Rasa kultural yang menimbulkan rasa maloh dapat menimbulkan tindakan
kekerasan atau carok di dalam pengalaman orang Madura berkaitan dengan kasuskasus berikut ini; 1) gangguan atas istri. Orang Madura akan mudah terpancing dan melakukan pembelaan dalam bentuk carok kalau istrinya diganggu. Begitu juga dengan adanya sikap cemburu, kalau kemudian terjadi perselingkuhan sang istri dengan orang lain. Lelaki yang berselingkuh dengan istri orang itulah yang akan menjadi sasaran dari sang suami. 2) balas dendam. Upaya melakukan pembalasan bila terdapat diantara salah satu anggota keluaraga yang terbunuh. 3) mempertahankan martabat dan 4) mempertahankan harta warisan. (Wiyata, 2002; 89-159). Jadi dalam
peristiwa carok motif dan sasarannya sangat jelas, yakni individu yang sedang saling berselisih paham yang sulit didamaikan karena sudah menyangkut harga diri yang terluka.
Orang Madura yang melakukan tindakan kekerasan, dalam bentuk carok untuk
membela harga diri dan kehormatan, baik kerena dipicu oleh kasus-kasus di atas atau yang sejenisnya akan dinilai, dan dipandang memiliki keberanian sebagai seorang blater. Orang Madura yang mengambil jalan ‘toleran’, bukan tindakan carok ketika dihadapkan dengan kasus-kasus pembelaan harga diri seperti di atas akan dipandang oleh masyarakat Madura sebagai orang atau keluarga yang tidak memiliki jiwa keblateran. Banyak kasus menunjukkan di dalam masyarakat, yakni seseorang yang sebelumnya dipandang bukan sebagai golongan blater, disebut sebagai blater oleh warga lainnya karena berani melakukan carok.
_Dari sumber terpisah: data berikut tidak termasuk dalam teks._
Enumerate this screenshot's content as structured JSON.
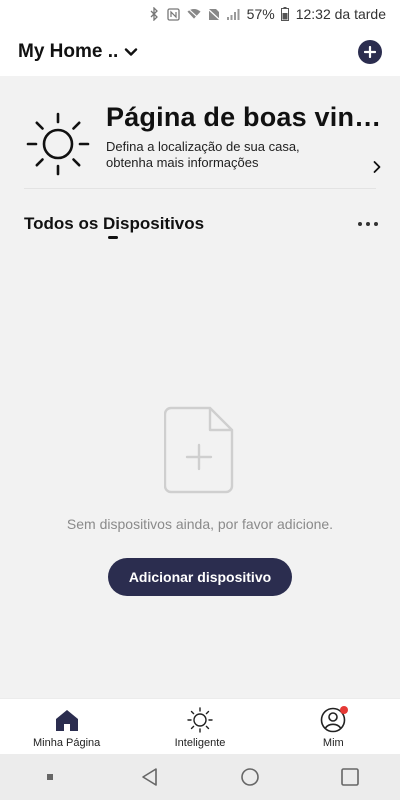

Apalagi menang dalam adu kekerasan carok itu. Jadi penyebutan masyarakat atas sosok blater dalam hal ini sangat erat kaitanya dengan keberanian melakukan carok dalam menghadapi konflik dan permasalahan di dalam lingkungan masyarakat. Di sini carok dijadikan sebagai arena legitimasi untuk mengukuhkan status sosial seseorang sebagai seorang blater. Jadi identitas keblateran dapat merujuk pada sifat pemberani, angkuh dan punya nyali menempuh jalur kekerasan dalam penyelesaian konflik harga diri. Meskipun carok bukanlah satu-satunya arena untuk melegitimasi status seseorang menjadi blater.
Masih banyak arena sosial lainnya yang membentuk dan memproses seseorang menjadi blater. Misalnya, kedekatan seseorang dengan tradisi kerapan sapi, sabung ayam, jaringan kriminalitas dan remoh blater. Begitulah antara lain reproduksi kultural blater di masa kini. Dinamika yang berlangsung menciptakan kultur dan komunitas tersendiri di dalam masyarakat Madura. Tak heran bila seseorang sudah memiliki identitas dan status sosial sebagai seorang blater eksistensinya memiliki posisi sosial tertentu di dalam masyarakat Madura. Sosok blater selalu disegani dan dihormati secara sosial. Sangat jarang sekali ditemukan seseorang yang sudah dikategorikan sebagai blater dipandang rendah secara sosial.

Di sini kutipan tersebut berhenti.